The MOH also reported the death of a previously listed patient, a 71-year-old man from Al Bahah. That case is not related to the current Wadi Al-Dawasir outbreak.

So far Saudi Arabia has reported 1,578 MERS-CoV cases, 654 of them fatal, since the virus was first detected in humans in 2012. Fifteen people are still being treated for their infections.
Mar 13 MOH report

 

Avian flu strains strike more birds in Egypt, Europe, Africa

Egypt and Sweden reported more highly pathogenic H5N8 avian flu detections, and Nigeria reported more H5N1 outbreaks on poultry farms, according to the latest reports from the World Organization for Animal Health (OIE).

Egypt confirmed its first H5N8 outbreaks in late 2016 and continues to report sporadic events in poultry. The latest ones struck three backyard poultry holdings from Feb 2 to Feb 21, affecting three governorates: Suez and Damietta in the northeast and Minya in upper Egypt. The outbreaks led to the culling of 75 birds.

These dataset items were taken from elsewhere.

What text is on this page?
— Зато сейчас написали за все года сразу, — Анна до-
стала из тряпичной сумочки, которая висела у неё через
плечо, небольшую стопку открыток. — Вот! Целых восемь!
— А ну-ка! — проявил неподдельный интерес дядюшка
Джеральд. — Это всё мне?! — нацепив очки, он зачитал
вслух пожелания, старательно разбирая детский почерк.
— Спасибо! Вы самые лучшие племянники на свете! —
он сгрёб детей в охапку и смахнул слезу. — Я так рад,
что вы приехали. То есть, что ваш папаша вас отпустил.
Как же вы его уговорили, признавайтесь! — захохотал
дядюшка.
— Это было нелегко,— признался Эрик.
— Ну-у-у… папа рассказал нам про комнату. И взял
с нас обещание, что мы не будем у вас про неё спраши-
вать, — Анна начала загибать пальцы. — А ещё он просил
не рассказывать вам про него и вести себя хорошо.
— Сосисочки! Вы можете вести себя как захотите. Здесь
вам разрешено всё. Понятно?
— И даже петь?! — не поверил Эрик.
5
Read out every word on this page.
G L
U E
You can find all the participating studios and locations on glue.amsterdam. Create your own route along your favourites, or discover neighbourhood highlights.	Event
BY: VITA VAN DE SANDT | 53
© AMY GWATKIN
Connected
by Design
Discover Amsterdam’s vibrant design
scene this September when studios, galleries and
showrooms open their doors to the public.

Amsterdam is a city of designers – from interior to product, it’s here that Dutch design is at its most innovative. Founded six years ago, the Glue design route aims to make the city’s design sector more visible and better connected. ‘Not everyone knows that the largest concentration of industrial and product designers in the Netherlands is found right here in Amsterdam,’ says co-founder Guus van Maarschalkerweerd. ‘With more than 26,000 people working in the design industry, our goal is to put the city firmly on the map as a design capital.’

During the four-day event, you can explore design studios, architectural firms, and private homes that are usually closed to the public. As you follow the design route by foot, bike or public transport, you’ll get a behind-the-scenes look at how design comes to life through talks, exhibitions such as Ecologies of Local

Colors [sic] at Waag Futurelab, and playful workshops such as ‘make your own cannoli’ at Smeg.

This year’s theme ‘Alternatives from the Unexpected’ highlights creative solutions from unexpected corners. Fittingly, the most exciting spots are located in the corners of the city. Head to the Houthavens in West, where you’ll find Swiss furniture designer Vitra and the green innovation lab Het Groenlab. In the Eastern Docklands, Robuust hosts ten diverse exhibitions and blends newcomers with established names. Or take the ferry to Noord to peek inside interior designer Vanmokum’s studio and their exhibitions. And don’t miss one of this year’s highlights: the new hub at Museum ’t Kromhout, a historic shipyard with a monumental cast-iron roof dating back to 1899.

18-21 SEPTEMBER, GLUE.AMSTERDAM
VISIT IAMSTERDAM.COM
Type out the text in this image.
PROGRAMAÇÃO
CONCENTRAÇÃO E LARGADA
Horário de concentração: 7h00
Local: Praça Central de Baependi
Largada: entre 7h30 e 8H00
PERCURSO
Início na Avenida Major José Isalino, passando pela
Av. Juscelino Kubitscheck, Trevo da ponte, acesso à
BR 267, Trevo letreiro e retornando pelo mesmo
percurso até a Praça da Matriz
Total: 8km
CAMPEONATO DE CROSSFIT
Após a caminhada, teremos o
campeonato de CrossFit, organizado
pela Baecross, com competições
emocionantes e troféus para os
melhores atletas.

Sweden reported seven more H5N8 detections in seven species of wild birds found dead between Dec 1 and Feb 28 from Skane County in the far south and in Stockholm, the country's capital.

In sub-Saharan African developments, two countries reported more outbreaks involving different strains. Nigeria reported three more H5N1 outbreaks involving commercial layer farms in three central states, Plateau, Katsina, and Bauchi. The outbreaks began in early March, and among the three locations the virus killed 5,182 of 18,504 birds.

Meanwhile, South Africa reported two more low-pathogenic H5N2 outbreaks on commercial ostrich farms in Western Cape province. The virus sickened 79 of 906 susceptible birds.
Mar 14 OIE report on H5N8 in Egypt
Mar 13 OIE report on H5N8 in Sweden
Mar 13 OIE report on H5N1 in Nigeria
Mar 14 OIE report on H5N2 in South Africa

 

Meta-analysis: 2009 pandemic flu vaccine 73% effective

A meta-analysis published yesterday in Vaccine from the University of Nottingham said that the vaccine used during the 2009 swine flu pandemic was 73% effective in preventing illness. The finding confirms previous studies, and also shows that vaccine effectiveness depended on the recipient's age.

In early 2009, a novel H1N1 influenza swept the globe, and 6 months after it appeared, in September of 2009, an inactivated H1N1vaccine was made available. To determine how effective the vaccine was at preventing illness and H1N1-related hospitalizations, the research team conducted a meta-analysis of 23 studies on the vaccine published between 2011 and 2016.

Overall, the vaccine was 73% effective in preventing laboratory confirmed H1N1 and 61% effective in preventing hospitalization from the flu. But the vaccine was much more effective in younger people than those over the age of 50. The adjuvanted vaccine was 88% effective in children versus 40% in adults age 50 and older. Reduction in hospitalization rates followed a similar pattern (86% in children versus 48% in adults).

"We found that the vaccines produced against the swine flu pandemic in 2009 were very effective in both preventing influenza infection and reducing the chances of hospital admission due to flu. This is all very encouraging in case we encounter a future pandemic, perhaps one that is more severe," said Jonathan Van Tam, MD, PhD, the lead study author in a press release from the university.